La instancia es un paso de trascendencia dentro de la pesquisa preliminar que la Justicia de Estados Unidos abrió por presuntas maniobras de lavado de dinero y fraude fiscal en torno a la firma Tourprodenter, de Javier Faroni, compañía que administró los fondos de la AFA a través de bancos y empresas en USA.
La citación no está dirigida al presidente de AFA, ni al tesorero de la entidad, Pablo Toviggino, sino que apunta a un tercero cuyo nombre está resguardado. Al menos así lo sostuvo la propia AFA en un comunicado oficial.
Al testigo, que se le requerirá comparecer ante el gran jurado, podría pedírsele eventualmente aportar documentación y comunicaciones vinculadas con distintas personas, entre ellas autoridades de la AFA.
La pesquisa preliminar en Estados Unidos se concentra en supuestas operaciones financieras y comerciales vinculadas a la AFA. En el centro de la investigación aparecerían Javier Faroni y su esposa, Erica Gillette, quienes mantienen vínculos comerciales con la entidad.
Gillette figura como responsable de TourProdEnter LLC, la sociedad registrada en Miami que —de acuerdo con la investigación— habría operado como representante comercial de la AFA en Estados Unidos y recibió cerca de 300 millones de dólares en cuentas bancarias en ese país por contratos de comercialización y explotación de la imagen de la Selección Argentina.
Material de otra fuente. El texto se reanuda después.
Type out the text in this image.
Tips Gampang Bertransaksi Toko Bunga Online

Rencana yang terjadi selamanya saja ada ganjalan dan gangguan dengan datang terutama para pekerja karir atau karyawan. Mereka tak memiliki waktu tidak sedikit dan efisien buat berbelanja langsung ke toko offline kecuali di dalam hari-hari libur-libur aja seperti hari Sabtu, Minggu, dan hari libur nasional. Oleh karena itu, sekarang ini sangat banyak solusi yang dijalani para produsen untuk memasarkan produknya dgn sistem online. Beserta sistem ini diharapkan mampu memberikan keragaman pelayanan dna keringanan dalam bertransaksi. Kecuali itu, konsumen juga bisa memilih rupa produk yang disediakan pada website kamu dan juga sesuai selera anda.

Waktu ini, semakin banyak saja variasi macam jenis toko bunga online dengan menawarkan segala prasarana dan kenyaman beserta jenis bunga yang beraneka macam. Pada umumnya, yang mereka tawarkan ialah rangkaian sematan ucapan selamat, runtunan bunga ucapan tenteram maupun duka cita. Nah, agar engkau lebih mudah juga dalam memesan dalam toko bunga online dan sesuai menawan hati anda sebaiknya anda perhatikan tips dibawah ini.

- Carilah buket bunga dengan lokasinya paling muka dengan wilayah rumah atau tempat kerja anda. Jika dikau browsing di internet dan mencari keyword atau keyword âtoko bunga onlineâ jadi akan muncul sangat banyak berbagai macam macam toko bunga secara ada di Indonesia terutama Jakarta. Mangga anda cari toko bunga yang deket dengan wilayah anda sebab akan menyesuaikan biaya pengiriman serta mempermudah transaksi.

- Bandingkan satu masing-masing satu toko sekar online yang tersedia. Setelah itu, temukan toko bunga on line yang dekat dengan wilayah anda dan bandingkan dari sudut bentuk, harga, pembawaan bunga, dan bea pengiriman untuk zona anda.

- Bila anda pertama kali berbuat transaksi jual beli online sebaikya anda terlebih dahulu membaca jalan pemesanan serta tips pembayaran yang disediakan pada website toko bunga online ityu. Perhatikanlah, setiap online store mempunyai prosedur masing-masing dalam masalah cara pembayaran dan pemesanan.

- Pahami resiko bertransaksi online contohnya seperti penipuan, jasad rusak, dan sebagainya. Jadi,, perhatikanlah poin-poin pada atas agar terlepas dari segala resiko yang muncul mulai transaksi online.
Los fiscales habrían puesto el foco, en una primera etapa, en el destino de unos 40 millones de dólares de ese total que se habría desviado a un grupo de firmas supuestamente fantasmas.
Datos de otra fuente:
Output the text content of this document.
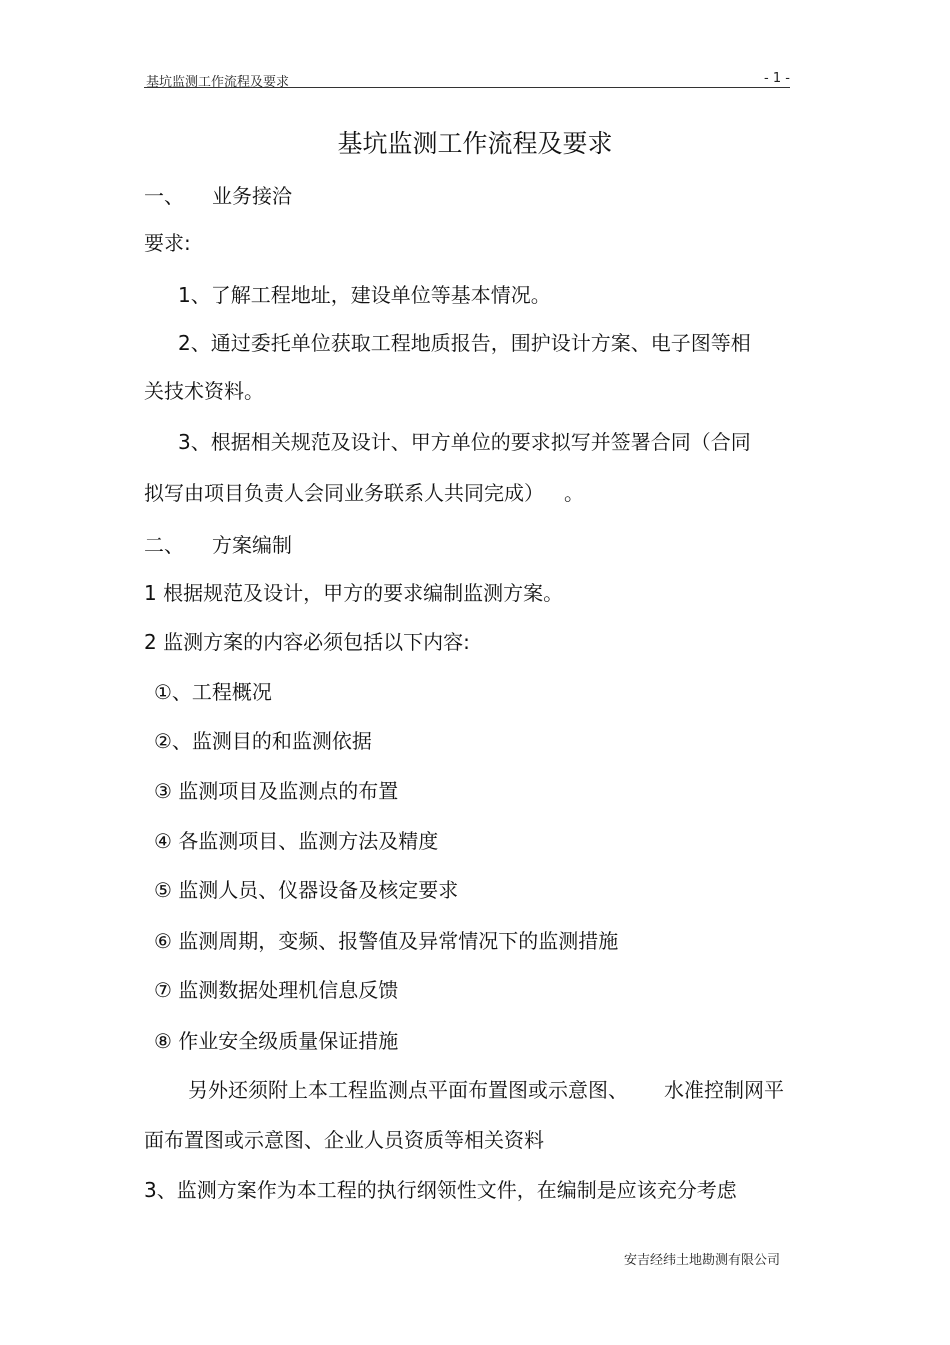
基坑监测工作流程及要求	- 1 -
基坑监测工作流程及要求
一、 业务接洽
要求:
1、了解工程地址，建设单位等基本情况。
2、通过委托单位获取工程地质报告，围护设计方案、电子图等相
关技术资料。
3、根据相关规范及设计、甲方单位的要求拟写并签署合同（合同
拟写由项目负责人会同业务联系人共同完成） 。
二、 方案编制
1 根据规范及设计，甲方的要求编制监测方案。
2 监测方案的内容必须包括以下内容:
①、工程概况
②、监测目的和监测依据
③ 监测项目及监测点的布置
④ 各监测项目、监测方法及精度
⑤ 监测人员、仪器设备及核定要求
⑥ 监测周期，变频、报警值及异常情况下的监测措施
⑦ 监测数据处理机信息反馈
⑧ 作业安全级质量保证措施
另外还须附上本工程监测点平面布置图或示意图、 水准控制网平
面布置图或示意图、企业人员资质等相关资料
3、监测方案作为本工程的执行纲领性文件，在编制是应该充分考虑
安吉经纬土地勘测有限公司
Hasta el momento no existen imputaciones ni acusaciones formales en Estados Unidos contra Tapia, Faroni, Gillette, Toviggino ni el resto de las personas mencionadas en la investigación.
Por ahora, se confeccionó una investigación preliminar, a cargo del Departamento de Justicia, los fiscales federales y el FBI, para determinar si el uso de esas cuentas y sociedades en Estados Unidos pudo dar lugar a delitos de lavado de activos, fraude fiscal u otras maniobras financieras.